There is no question in my mind about whether traditional data warehousing will be transformed into "big data" analysis applications. Some vendors are already responding to the burgeoning need for IT processes that converge traditional database data with data from multiple disparate sources that include online, wireless, and sensory resources (hence the term "big data"). This need is being seen across industry segments, but is currently most prominent in health care, government, and retail. What storage professionals need to understand now is how the big-data wave will affect data storage.
Parsing the impact on storage of the new business analytics applications will first require differentiating the multiple processes now available from traditional data warehousing processes. Standard extract/transform/load processes common to traditional data warehousing applications are no longer scalable or fast enough. A purpose-built appliance approach that integrates servers, storage, and networking is increasingly the answer.
For example, Greenplum uses Scatter Gather Streaming to simultaneously ingest multiple data streams from multiple sources. The Scatter Gather approach also says that the sources for that data do not need to be on premise. These sources could reside on other Web sites or within other organizations connected to the user. Customers can build processing infrastructure around the Greenplum engine or they can buy it preformed as an appliance. In the case of the appliance, the storage decisions are mostly already made. Customers wanting to build the infrastructure however will need to familiarize themselves with the storage requirements.
Performance will top the list of requirements. For this reason, SSD (solid-state drive) will figure prominently in external storage arrays that support the new business analytics applications. Scalability and parallelization will also be required. For these reasons, IBM positions its Scale-out NAS (SONAS) in business analytics and EMC's new Isilon acquisition lands in the big-data space.

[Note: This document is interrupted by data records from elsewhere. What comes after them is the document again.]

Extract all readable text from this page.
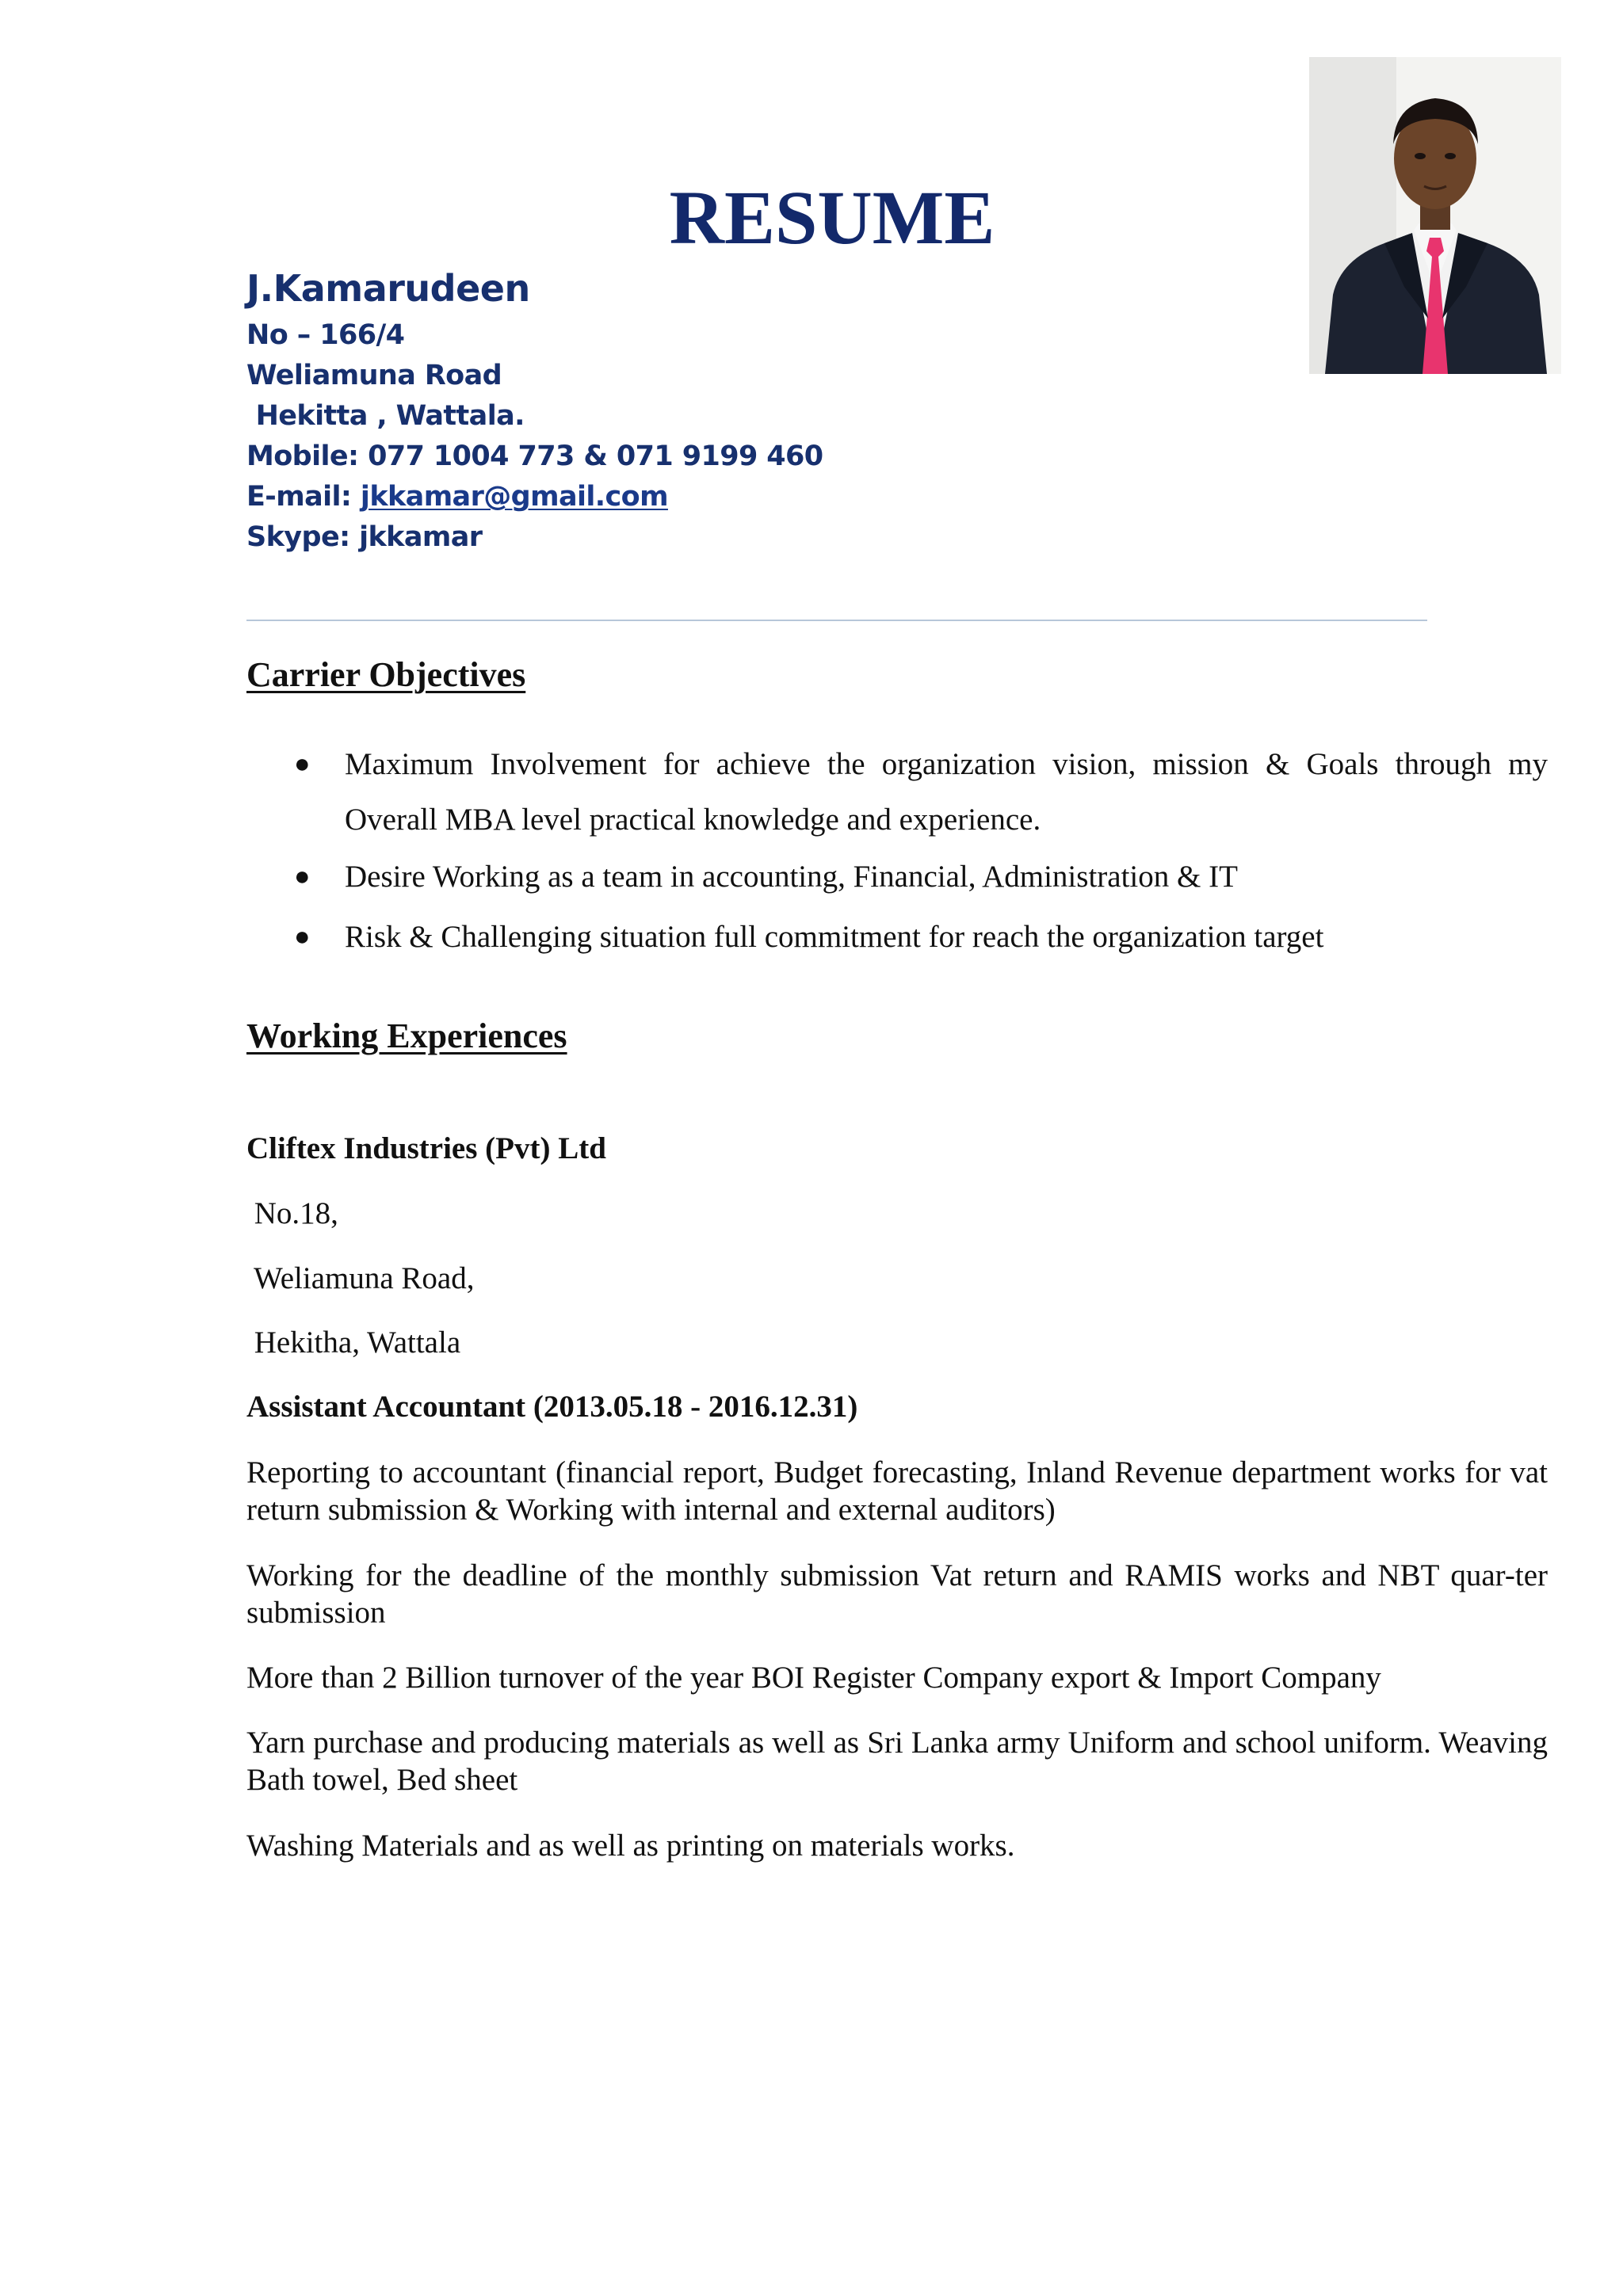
RESUME
J.Kamarudeen
No – 166/4
Weliamuna Road
Hekitta , Wattala.
Mobile: 077 1004 773 & 071 9199 460
E-mail: jkkamar@gmail.com
Skype: jkkamar
Carrier Objectives
● Maximum Involvement for achieve the organization vision, mission & Goals through my Overall MBA level practical knowledge and experience.
● Desire Working as a team in accounting, Financial, Administration & IT
● Risk & Challenging situation full commitment for reach the organization target
Working Experiences
Cliftex Industries (Pvt) Ltd
No.18,
Weliamuna Road,
Hekitha, Wattala
Assistant Accountant (2013.05.18 - 2016.12.31)
Reporting to accountant (financial report, Budget forecasting, Inland Revenue department works for vat return submission & Working with internal and external auditors)
Working for the deadline of the monthly submission Vat return and RAMIS works and NBT quar-ter submission
More than 2 Billion turnover of the year BOI Register Company export & Import Company
Yarn purchase and producing materials as well as Sri Lanka army Uniform and school uniform. Weaving Bath towel, Bed sheet
Washing Materials and as well as printing on materials works.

When real-time analysis is required, storage as we know it may still be too slow. In this case, database-in-memory technologies may be preferred. Perhaps even more extreme from a storage perspective are applications like StreamBase that completely avoid using storage by processing data streams as they flow though the StreamBase system.
While it's a bit early for next-year prognostications, I expect to see the number of storage devices aimed at analytics applications blossom in 2011 with more storage vendors pursuing the opportunity.